ペトロ、ヤコブ、ヨハネの三人の弟子を連れて高い山に登られたイエス。彼らの目の前でその姿が変わり、服は真っ白に輝きました。御変容のイエスの姿です。そこで、律法の代表者であるモーセと預言者の代表であるエリアがイエスと語り合っています。この二人が、旧約の代表としてイエスと語り合っていることに重要な意味があります。それは、旧約の歴史全体がイエスと繫がり、イエスに流れ込んできていることを示しています。このイエスを通してイスラエルの歴史は、新しい段階に入ろうとしているのです。 

 彼らがイエスと語り合ったことの内容について、ルカ福音書によればそれは、イエスがエルサレムで遂げようとしておられる最期についてであったと書かれています。(ルカ9・31参照)それこそまさに、聖書全体が伝えようとしている中心テーマであり、イエス・キリストを通して実現される神の救いの源です。イエスが救い主である事の意味は、十字架の苦しみと死に関係なく現れることはありません。神の栄光は、十字架の死を通して現わされる神のみこころと深く繫がっているからです。

ペトロは、「わたしたちがここにいるのは、すばらしいことです。

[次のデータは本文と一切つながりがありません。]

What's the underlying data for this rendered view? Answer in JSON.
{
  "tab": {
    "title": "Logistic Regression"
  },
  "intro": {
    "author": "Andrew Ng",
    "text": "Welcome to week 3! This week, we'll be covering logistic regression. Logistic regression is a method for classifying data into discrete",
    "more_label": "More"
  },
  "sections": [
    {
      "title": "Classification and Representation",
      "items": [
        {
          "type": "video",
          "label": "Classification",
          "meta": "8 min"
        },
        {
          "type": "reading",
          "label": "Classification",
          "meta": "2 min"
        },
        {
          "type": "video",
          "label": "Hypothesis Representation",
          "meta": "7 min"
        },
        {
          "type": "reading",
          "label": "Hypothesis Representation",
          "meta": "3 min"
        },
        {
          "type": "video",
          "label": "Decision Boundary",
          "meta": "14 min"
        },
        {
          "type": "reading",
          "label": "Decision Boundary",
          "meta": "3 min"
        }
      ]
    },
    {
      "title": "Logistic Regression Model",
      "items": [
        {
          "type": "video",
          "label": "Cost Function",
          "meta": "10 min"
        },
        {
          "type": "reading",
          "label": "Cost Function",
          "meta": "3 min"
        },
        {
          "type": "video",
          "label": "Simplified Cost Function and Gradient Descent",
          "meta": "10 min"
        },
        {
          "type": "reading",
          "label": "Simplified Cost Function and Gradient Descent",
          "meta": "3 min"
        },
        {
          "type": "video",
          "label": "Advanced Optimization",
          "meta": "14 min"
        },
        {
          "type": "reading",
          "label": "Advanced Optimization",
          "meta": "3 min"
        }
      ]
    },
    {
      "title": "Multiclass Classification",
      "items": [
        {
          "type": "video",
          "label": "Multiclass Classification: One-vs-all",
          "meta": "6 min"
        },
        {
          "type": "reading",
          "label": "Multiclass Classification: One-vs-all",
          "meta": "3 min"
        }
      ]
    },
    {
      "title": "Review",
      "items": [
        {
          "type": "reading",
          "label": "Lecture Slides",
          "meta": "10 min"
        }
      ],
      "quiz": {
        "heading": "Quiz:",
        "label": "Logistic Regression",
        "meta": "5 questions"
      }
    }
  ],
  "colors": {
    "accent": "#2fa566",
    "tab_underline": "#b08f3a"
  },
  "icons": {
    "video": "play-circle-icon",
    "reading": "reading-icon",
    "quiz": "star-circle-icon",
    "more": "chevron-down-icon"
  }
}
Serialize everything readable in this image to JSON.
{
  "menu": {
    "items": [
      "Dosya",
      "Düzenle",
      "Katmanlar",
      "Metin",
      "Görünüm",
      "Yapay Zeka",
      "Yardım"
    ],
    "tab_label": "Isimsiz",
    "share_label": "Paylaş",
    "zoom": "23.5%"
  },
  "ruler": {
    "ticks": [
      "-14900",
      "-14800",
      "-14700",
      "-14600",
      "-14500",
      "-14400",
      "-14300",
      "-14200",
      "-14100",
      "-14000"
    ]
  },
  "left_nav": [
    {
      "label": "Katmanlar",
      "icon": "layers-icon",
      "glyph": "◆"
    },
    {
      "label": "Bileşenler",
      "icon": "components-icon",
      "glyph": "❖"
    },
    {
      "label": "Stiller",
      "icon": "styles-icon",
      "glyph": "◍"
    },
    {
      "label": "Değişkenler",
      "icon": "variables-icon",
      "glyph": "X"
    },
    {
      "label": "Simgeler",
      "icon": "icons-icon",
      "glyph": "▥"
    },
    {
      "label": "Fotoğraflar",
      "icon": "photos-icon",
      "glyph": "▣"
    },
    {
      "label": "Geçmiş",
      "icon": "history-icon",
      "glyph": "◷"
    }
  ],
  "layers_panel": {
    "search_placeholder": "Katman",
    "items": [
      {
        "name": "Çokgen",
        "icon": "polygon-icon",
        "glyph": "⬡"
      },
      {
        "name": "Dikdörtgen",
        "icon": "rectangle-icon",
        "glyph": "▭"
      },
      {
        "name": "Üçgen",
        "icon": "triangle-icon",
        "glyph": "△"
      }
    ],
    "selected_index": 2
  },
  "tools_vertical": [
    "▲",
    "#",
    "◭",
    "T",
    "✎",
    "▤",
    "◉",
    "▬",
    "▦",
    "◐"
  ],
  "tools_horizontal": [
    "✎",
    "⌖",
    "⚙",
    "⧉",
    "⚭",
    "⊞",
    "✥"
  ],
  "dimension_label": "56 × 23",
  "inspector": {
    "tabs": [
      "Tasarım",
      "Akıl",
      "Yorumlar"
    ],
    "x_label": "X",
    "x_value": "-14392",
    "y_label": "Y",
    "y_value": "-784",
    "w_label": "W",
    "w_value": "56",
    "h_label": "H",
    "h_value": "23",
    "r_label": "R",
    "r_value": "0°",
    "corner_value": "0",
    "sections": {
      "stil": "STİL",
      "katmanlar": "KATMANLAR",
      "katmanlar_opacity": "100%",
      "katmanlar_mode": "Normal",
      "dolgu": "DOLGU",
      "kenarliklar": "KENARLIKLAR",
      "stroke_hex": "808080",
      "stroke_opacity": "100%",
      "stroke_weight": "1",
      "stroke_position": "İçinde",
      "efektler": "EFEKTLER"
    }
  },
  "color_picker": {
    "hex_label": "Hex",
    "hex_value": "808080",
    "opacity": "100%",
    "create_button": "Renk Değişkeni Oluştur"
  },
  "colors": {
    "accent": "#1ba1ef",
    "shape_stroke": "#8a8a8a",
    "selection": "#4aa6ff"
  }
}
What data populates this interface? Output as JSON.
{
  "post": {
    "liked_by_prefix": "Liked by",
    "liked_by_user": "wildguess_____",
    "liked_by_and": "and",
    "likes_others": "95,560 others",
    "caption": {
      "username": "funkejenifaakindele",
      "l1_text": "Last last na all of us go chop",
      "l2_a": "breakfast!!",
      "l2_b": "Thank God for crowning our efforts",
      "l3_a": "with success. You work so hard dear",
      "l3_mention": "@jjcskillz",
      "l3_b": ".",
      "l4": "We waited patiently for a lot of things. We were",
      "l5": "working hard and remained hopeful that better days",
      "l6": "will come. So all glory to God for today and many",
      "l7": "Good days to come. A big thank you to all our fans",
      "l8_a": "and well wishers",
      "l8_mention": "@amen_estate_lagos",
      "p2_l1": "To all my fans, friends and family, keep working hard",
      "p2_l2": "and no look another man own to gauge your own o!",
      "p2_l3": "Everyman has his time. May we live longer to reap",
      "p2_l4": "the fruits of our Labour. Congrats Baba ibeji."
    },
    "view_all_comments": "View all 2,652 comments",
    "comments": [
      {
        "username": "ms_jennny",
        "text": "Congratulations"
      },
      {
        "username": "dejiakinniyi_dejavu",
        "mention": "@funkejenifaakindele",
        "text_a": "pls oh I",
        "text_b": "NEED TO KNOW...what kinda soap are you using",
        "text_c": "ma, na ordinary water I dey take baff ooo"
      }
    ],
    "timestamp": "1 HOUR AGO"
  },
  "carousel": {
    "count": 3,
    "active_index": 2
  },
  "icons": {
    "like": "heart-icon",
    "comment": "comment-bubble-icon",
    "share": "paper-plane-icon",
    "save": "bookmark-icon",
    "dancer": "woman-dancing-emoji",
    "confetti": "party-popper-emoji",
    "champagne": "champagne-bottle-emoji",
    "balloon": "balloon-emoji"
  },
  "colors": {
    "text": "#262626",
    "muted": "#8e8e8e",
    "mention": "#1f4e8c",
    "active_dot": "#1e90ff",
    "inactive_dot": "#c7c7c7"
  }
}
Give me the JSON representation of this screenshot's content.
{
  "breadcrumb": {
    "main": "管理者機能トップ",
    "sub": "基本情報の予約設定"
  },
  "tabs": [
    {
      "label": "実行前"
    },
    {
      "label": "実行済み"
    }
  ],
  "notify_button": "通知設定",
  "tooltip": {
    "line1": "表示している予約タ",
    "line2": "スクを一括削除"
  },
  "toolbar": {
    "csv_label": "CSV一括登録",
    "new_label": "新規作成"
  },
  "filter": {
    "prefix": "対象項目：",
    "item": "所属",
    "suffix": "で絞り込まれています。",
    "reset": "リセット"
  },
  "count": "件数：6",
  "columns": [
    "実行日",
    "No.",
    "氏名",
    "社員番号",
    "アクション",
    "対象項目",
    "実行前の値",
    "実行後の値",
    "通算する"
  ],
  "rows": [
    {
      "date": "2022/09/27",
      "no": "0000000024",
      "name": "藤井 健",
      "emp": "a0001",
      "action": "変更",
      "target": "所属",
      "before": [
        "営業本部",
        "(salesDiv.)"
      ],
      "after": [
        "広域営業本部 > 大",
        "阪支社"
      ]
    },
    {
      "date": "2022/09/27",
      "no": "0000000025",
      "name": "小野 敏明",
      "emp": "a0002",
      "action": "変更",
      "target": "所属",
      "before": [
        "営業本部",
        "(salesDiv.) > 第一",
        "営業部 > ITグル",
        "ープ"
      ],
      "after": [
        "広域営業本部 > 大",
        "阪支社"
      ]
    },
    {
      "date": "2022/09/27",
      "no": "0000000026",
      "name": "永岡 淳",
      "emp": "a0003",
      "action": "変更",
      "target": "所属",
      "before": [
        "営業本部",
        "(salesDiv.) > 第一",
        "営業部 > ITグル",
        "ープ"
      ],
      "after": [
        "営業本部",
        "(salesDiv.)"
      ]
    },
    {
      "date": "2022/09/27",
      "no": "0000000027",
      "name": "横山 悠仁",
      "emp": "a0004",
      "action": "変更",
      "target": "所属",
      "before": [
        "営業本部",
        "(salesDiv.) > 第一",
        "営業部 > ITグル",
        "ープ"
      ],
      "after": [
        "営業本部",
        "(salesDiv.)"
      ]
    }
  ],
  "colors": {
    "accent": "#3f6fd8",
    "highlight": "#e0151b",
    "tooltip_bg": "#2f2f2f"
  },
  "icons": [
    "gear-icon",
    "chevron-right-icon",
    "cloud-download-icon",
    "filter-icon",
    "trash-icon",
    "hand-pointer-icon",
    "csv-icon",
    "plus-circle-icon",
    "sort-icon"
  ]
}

」と叫んでいますが、実はまだ何も分ってはいません。自分が信じ従って来たイエスが、光り輝く栄光の姿で目の前におられる…。彼にとってそれは、この上ない喜びであったことでしょう。この出来事の一週間前にイエスは、これから受ける苦しみや死について弟子たちに話されました。その時のペトロの反応は、「そんなことを言ってはいけません。」と逆にイエスを諌めています。ここで、栄光に輝くイエスの姿を見た弟子たちは、このイエスについて来て良かったと心から思ったことでしょう。同時に、この時ペトロが考えたことは、「このイエスの栄光を、いつまでも取っておきたい……」ということでした。しかし、それは神の望みではありません。そこで聞かされた声は、「これはわたしの愛する子。これに聞け」という御父の声だけでした。イエスこそ、御父の独り子であること。そして、「これに聞け」という命令。弟子たちが、急いで辺りを見回しましても、そこにはイエス一人しかおられません。しかも、そのイエスの姿は、もはや輝いてはおりません。このことは、何を意味しているのでしょうか。

それは、イエスが神の子として栄光を受ける方であることを示すと同時に、その栄光を私たちが自分の思いによって、自由に留めおくことのできるものではないということを示しています。神が私たちに望まれる信仰が、どういうものであるかがここに示されているのです。地上において、私たちが仰ぎ見るべきものは、苦しみを受け、十字架につけられた救い主イエスの姿です。その歩みの中で、あの弟子たちと同じように、栄光のイエスに出会わせて頂ける恵みもあるでしょう。それは、神のみこころによることです。しかし、イエスの栄光は、十字架の神秘と深く繫がっていることを忘れてはいけません。

試練の時、その試練を通して、イエスは私たちに希望を与えて下さいます。二千年の教会の歴史の中で、神はたくさんの人々に、この神秘を垣間見させて下さいました。彼らのその体験によって教会は、いつの時代でも強められ、導かれてきました。

 特に、主が教会に遺して下さった「聖体の秘跡」は、地上の教会に与えられた最も大きな神からの恵みです。ミサにおいて神の言葉が語られる時、そこで私たちはキリストに出会い、キリストの言葉を聞いています。そこに聖霊が働き、復活して共に生きておられるイエスを体で感じ取るよう招かれているのです。そこで、救い主イエスの恵みと輝きを示され、信仰のうちに歩む恵みを頂いています。しかし、それがどんなに大きな恵みであっても、どこかに確保しておくことはできません。栄光の主を、小さな人間の中に閉じ込めておくことは出来ないのです。主は、恵みによって、ご自分の栄光を相応しい時に現わして下さいます。地上においては隠された信仰の神秘。これを人間の思いだけで生きる事は出来ないところに、信仰が神からの恵みであることが示されています。私たちが望むべきことは、主が望まれる最も相応しい仕方でその栄光を仰ぎ見る者、悟る者、伝える者にならせて下さい、と祈ることです。

弟子たちが辺りを見回した時、「ただイエスだけが彼らと一緒におられた」(8節)という言葉を思い起こしましょう。弟子たちが目をこらして見つめても、そこにおられるのは栄光に輝くイエスではなく、貧しいイエスの姿、十字架への道を進み行くイエスの姿です。このイエスに従っていくことが私たちの信仰です。「あなたの信仰がなくならないように、わたしは祈る」というイエスに出会い、このイエスの祈りに結ばれているからこそ、私たちの貧しい祈りにも価値があるのです。この主の愛のみが、すべてにおいて すべてとなりますように……。